I think it’s easy for us to forget what it’s like to be a teenager shopping for a school. We’ve turned academics into a career, so we forget how alien a world it can be to an outsiders. And let’s be honest, the vast majority of our potential students are outsiders.
I’ve been at the top of my class throughout my entire academic career. I was recommended for West Point and was encouraged to apply to lots of prestigious schools. I didn’t pursue those options because I wanted to stay in Tennessee and I didn’t think I could afford Vandy. I don’t regret those decisions, but I admit I may have chosen differently had I been equipped with a better understanding of financial aid. I didn’t know who SACS was until my alma mater went through their own accreditation review while I was a student. I still don’t know the exact different between a Bachelor of Arts and a Bachelor of Science.

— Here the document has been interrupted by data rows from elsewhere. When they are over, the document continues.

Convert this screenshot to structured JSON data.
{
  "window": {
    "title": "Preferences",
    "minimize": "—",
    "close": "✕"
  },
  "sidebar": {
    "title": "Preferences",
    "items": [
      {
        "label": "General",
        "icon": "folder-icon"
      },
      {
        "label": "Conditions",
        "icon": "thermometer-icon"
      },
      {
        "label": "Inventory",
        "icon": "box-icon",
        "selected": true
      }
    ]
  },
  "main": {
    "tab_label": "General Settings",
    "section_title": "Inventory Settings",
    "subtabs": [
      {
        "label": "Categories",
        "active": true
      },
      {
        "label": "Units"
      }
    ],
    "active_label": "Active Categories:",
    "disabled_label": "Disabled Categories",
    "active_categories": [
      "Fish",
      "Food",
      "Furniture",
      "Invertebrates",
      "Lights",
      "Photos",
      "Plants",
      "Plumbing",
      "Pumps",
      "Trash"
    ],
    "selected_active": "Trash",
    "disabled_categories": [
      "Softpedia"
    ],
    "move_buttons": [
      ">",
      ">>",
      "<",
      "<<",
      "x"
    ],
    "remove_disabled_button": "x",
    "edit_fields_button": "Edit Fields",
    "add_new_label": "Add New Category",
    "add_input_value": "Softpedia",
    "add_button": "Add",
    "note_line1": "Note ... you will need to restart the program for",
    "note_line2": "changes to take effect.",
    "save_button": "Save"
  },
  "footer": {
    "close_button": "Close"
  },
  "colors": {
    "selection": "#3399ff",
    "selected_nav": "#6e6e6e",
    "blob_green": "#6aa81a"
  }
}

If I ever need to list my degrees, I’ve gotta go look that up. I didn’t know my degree from Pellisiippi was an Associates of Applied Science until I literally had the piece of paper in my hand. All I knew was that it was a degree that could advance my chosen career path. I had no reason to care about the academic nomenclature. I doubt today’s students are much different.
Managing and protecting our online brand perception is a big part of my job. As much as I loathe jargon, I can't really think of a better way to say it. I’m lucky to be working on a campus that understands that concept (if not in all the gory technical detail) in spite of the rarity of an administrator who was under 30 in 1993. :)
1 comment:
Very cool article. I love your personification of the web.